Cycling in Brisbane Australia
To get back into biking proper I bought a commuter bike, an Avanti Blade 3 from Avantiplus in the Valley. Got last years model at a great price. However, as much as I love this bike and it was a good commuter it wasn't a great long distance rider. On my first (and only to date) 100kms ride from Brissie to Gold Coast I discovered a few issues I had to fix.
The seat gave me pains in the man bits. I got pins and needles in my wrists and fingers really badly. The gears were not changing smoothly and I kept slipping off the pedals.
As well as bike problems I carried too much stuff. Didn't practice, Didn't eat or rest properly and as a consequence took nearly 6 hours with rest stops. A ridiculously long time. I got beaten by a guy with his 6 year old daughter on a pull along bike. Not a great start.

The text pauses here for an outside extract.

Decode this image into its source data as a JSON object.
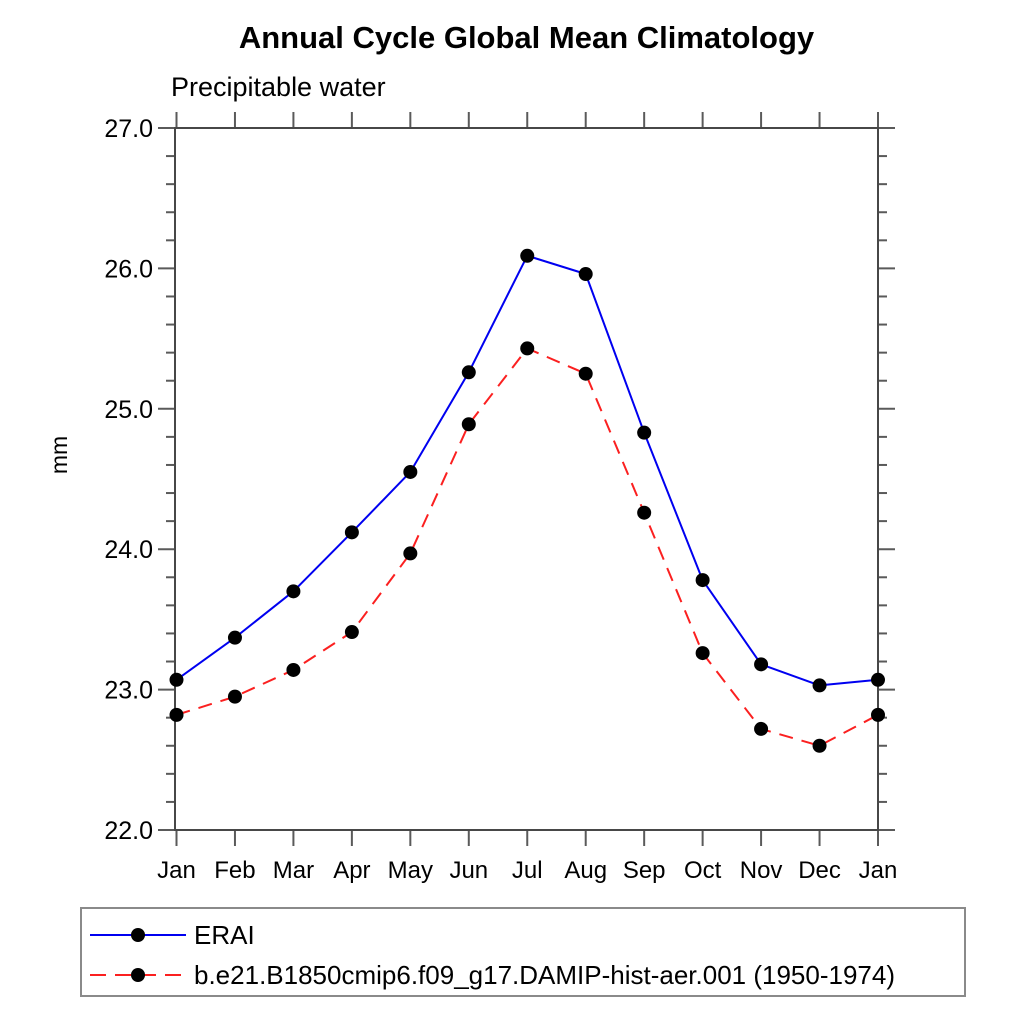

So as a consequence I've tried to address some of these issues.
I replaced some to the standard components;
First off I have to admit that I bought a bike slightly too small for me, I am 176 cms but the medium is just on the small side. Should have gone for a large or M/L. As a consequence, when the seat is at the right height for the best pedaling the handlebars were very low. I surmised that constantly leaning my weight on my hands wasn't helping my pins and needles. So I got two upgrades. I got a Riser Stem to raise the handlebar height to a more comfortable height.

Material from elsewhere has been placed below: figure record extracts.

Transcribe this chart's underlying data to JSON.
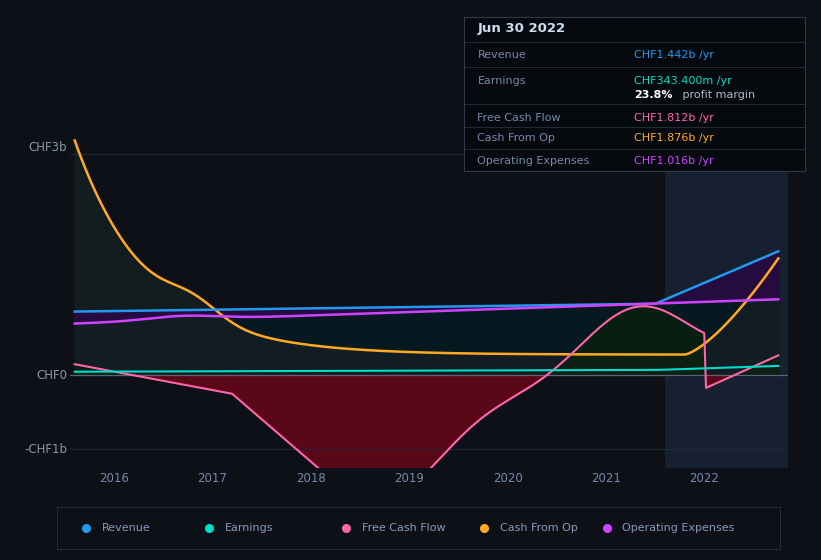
{
  "bg_color": "#0d1117",
  "ylabel_top": "CHF3b",
  "ylabel_zero": "CHF0",
  "ylabel_neg": "-CHF1b",
  "xlim_min": 2015.55,
  "xlim_max": 2022.85,
  "ylim_min": -1.25,
  "ylim_max": 3.3,
  "color_revenue": "#2299ee",
  "color_earnings": "#00ddcc",
  "color_fcf": "#ff66aa",
  "color_cashop": "#ffaa22",
  "color_opex": "#cc44ff",
  "color_fcf_fill": "#5a0818",
  "color_revenue_fill_dark": "#061820",
  "color_opex_fill": "#2a0a44",
  "highlight_start": 2021.6,
  "highlight_end": 2022.85,
  "highlight_color": "#162030",
  "tooltip_bg": "#060a0e",
  "tooltip_border": "#2a3a4a",
  "years_ticks": [
    2016,
    2017,
    2018,
    2019,
    2020,
    2021,
    2022
  ],
  "grid_color": "#1e2d3d",
  "zero_line_color": "#556677",
  "info_title": "Jun 30 2022",
  "info_revenue_label": "Revenue",
  "info_revenue_val": "CHF1.442b /yr",
  "info_earnings_label": "Earnings",
  "info_earnings_val": "CHF343.400m /yr",
  "info_margin": "23.8% profit margin",
  "info_fcf_label": "Free Cash Flow",
  "info_fcf_val": "CHF1.812b /yr",
  "info_cashop_label": "Cash From Op",
  "info_cashop_val": "CHF1.876b /yr",
  "info_opex_label": "Operating Expenses",
  "info_opex_val": "CHF1.016b /yr",
  "legend_items": [
    "Revenue",
    "Earnings",
    "Free Cash Flow",
    "Cash From Op",
    "Operating Expenses"
  ],
  "legend_colors": [
    "#2299ee",
    "#00ddcc",
    "#ff66aa",
    "#ffaa22",
    "#cc44ff"
  ]
}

I also got some Ergo Grips to help flatten the surface. These changes worked out great and helped address some of the painful pins and needles and numbness in the hands and wrists.
After much research I identified that for long distance touring type riding the Brooks saddles were pretty much universally recognized as the benchmark. But...they only got really comfortable after many K's use and they are very expensive. The second choice turned out to be the very affordable Selle SMP TRK saddle. So that's what I got.
After riding on this for a while I can confirm the reviewer feedback. Its a great saddle and you don't need any padded shorts. I am loving this saddle. Very comfortable. Not as pretty and probably not as long lasting as the Brooks but to date I cannot fault it. My commuter is now a very comfortable long distance riding machine.
I also invested in a computer. Now Garmin has the market sown up but...Magellan brought out the Cyclo 500 at a fraction of the price of the equivalent Garmin with the same specs. It even fits the Garmin attachments.
It works great, has a long battery life and records my adventures to Strava. I also allows me to design my own routes, record routes to rerun them and imports routes like the Brissie to the Bay and gives me turn by turn directions. I am loving this computer.
To fix the slipping fears I took the bike for a service. Didn't help. So I bought a bike maintenance book and fixed them myself. I did check for upgrade options as the gear change is a bit slow to respond sometimes but it doesn't seem worth it at the moment. They now work fine for me so I am leaving well enough alone.
I looked into getting some MTB or touring bike shoes and SPD clipless pedals to help keep my feet on the pedals and give me more power to the wheels. I'm not a flamboyant person and I discovered that bike shoes are mostly ugly and garish. The uglier the more expensive they are. Then, after a bit of research, I discovered Muddy Fox and Five Ten. These guys, especially Five Ten, make great looking shoes that you can fit SPD cleats to. I prefer the look of Five Ten but they din't have the one I liked in my size so I went for Muddy Fox. I also bought some multi purpose Shimano pedals with SPD on one side and platforms on the other. Perfect for commuting and short trips. They haven't arrived yet so jury's out on whether these make much difference.
To reduce the weight I got a medium sized under saddle bag and in it I keep a puncture repair kit and some CO2 canisters. To help keep me safe on the commute in the dark nights I bought and fitted some Ebay special lights. I gout some $5 rear red lights that are super bright and perfectly functional. However I did by a good named brand front light as some of the areas I go though are unlit. Won't need this on Brissie to the Bay unless I get stuck on the mountains.
All in all the upgrades have cost around $200. I now have a very comfortable commuter that I can also go long distance touring on.
I'm off in July for a 5 day camping bike tour and looking forward to it more and more.